Policy based on variable value

[JannoTjarks]

Hi :)

Currently i am working on a policy which will check the value of a variable. Just like the validation block of terraform/opentofu variable.

The policy would be helpful to have a central place for this kind of validation.

But for now... im not able to find the correct syntax. I understood, that i have to use the function terraform.variables(). But how can i access the value of a specific variable? For example, how can i get the value of a variable called location:
location = "germanaywestcentral".

Thanks! I really appreciate all the work you are doing here!

[wata727]

Hi janno! Thank you for your contributions to the Azure ruleset.
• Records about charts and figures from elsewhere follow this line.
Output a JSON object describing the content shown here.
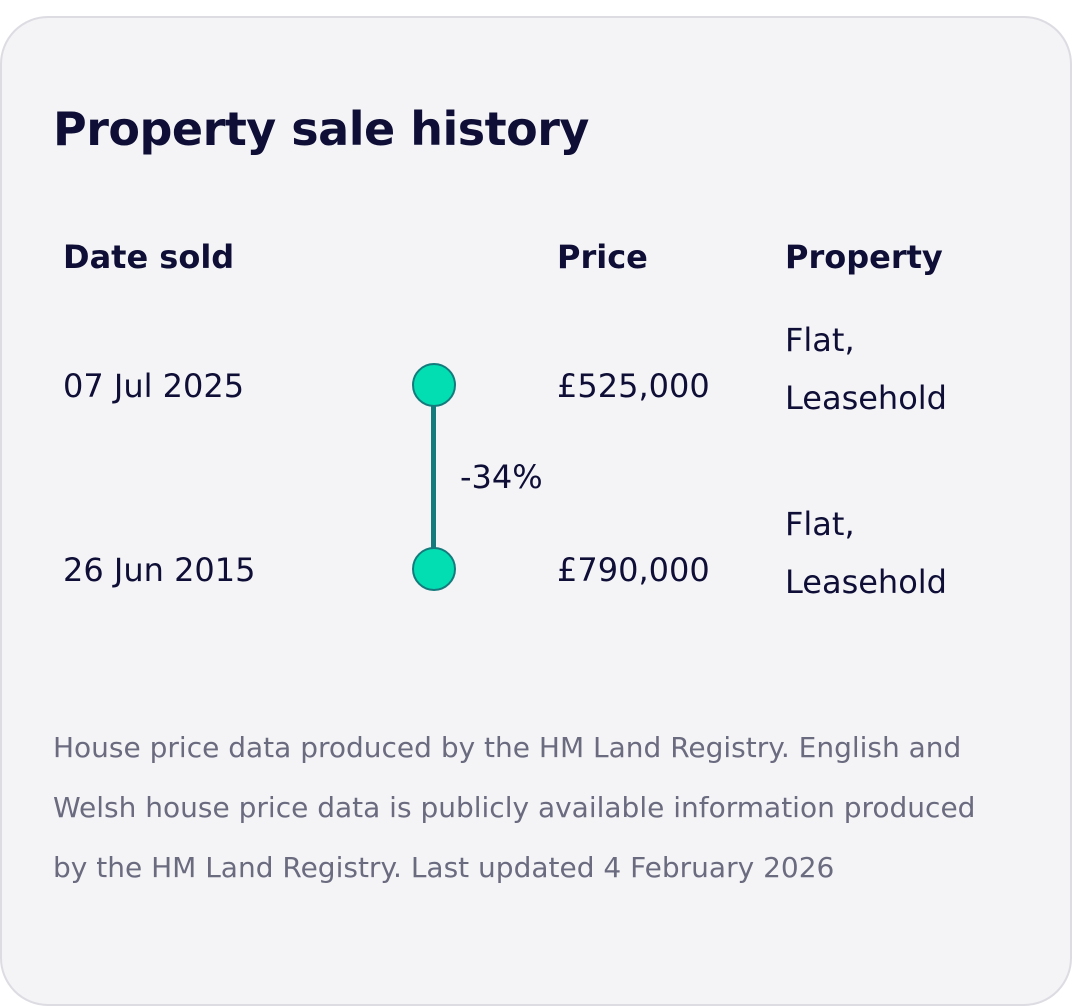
{
  "card": {
    "title": "Property sale history",
    "columns": {
      "date": "Date sold",
      "price": "Price",
      "property": "Property"
    },
    "rows": [
      {
        "date": "07 Jul 2025",
        "price": "£525,000",
        "property_line1": "Flat,",
        "property_line2": "Leasehold"
      },
      {
        "date": "26 Jun 2015",
        "price": "£790,000",
        "property_line1": "Flat,",
        "property_line2": "Leasehold"
      }
    ],
    "price_change": "-34%",
    "footnote": "House price data produced by the HM Land Registry. English and Welsh house price data is publicly available information produced by the HM Land Registry. Last updated 4 February 2026"
  },
  "colors": {
    "heading_text": "#0e0e36",
    "card_background": "#f4f4f7",
    "timeline_line": "#137b7c",
    "timeline_dot": "#03ddb2",
    "footnote_text": "#6b6b80"
  }
}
how can i access the value of a specific variable?

Are you talking about input variables or local values? In the former case you can use terraform.variables function, but in the latter case you can use terraform.locals.

[JannoTjarks]

Hi @wata727, you're welcome!
Thanks also to you!
We configured already a policy to enforce our tagging. That works really good!

Currently i am looking for input variables. I found the documentation about the function, but i don't get it 🫠

We have a variable called location:

variable "location" {
  type = string
}

Now I want to check, if the input is one of our allowed regions, e.g. "germanywestcentral".

What would be the pattern to get the value of the variable for the check? Do I have to set a dedicated schema?

Sorry, it's my first time working with OPA.

[bendrucker]

Now I want to check, if the input is...

You can't do this directly.

1. You can get the variable block to check if the default is an allowed value. You can't get variable values.
2. You can also check some block that references this variable. You can use terraform.providers to find your azurerm provider and assert its location attribute.

This is not so much an OPA thing as how rules work in general. You'd find the same behavior in the normal Go rulesets too. TFLint has a -var flag among other options. And then it handles creating the evaluation context including any variables, which rules use to evaluate attribute expressions that they want to assert on. Rules never get to "see" variable values, they just evaluate expressions of interest on a context that they cannot access directly. And TFLint evaluates a var.foo expression by fetching the value from its internal map.

This is because the variables are not the actual runtime inputs to apply the configuration as they are in Terraform. They are just example/placeholder values to help evaluate expressions that would otherwise be unknown.

If you want true policy enforcement with OPA, use it on your Terraform plans:

https://www.openpolicyagent.org/docs/latest/terraform/

There you'll face a similar situation around asserting outputs not inputs. You can write rules against configuration.provider_config or anything else using the variable. Variables values are an input to terraform plan but not part of the output.

[JannoTjarks]

@bendrucker thank you for the quick response. Now it is clear!

I will take a look into the terraform integration of OPA in our Quality Gate Pipeline.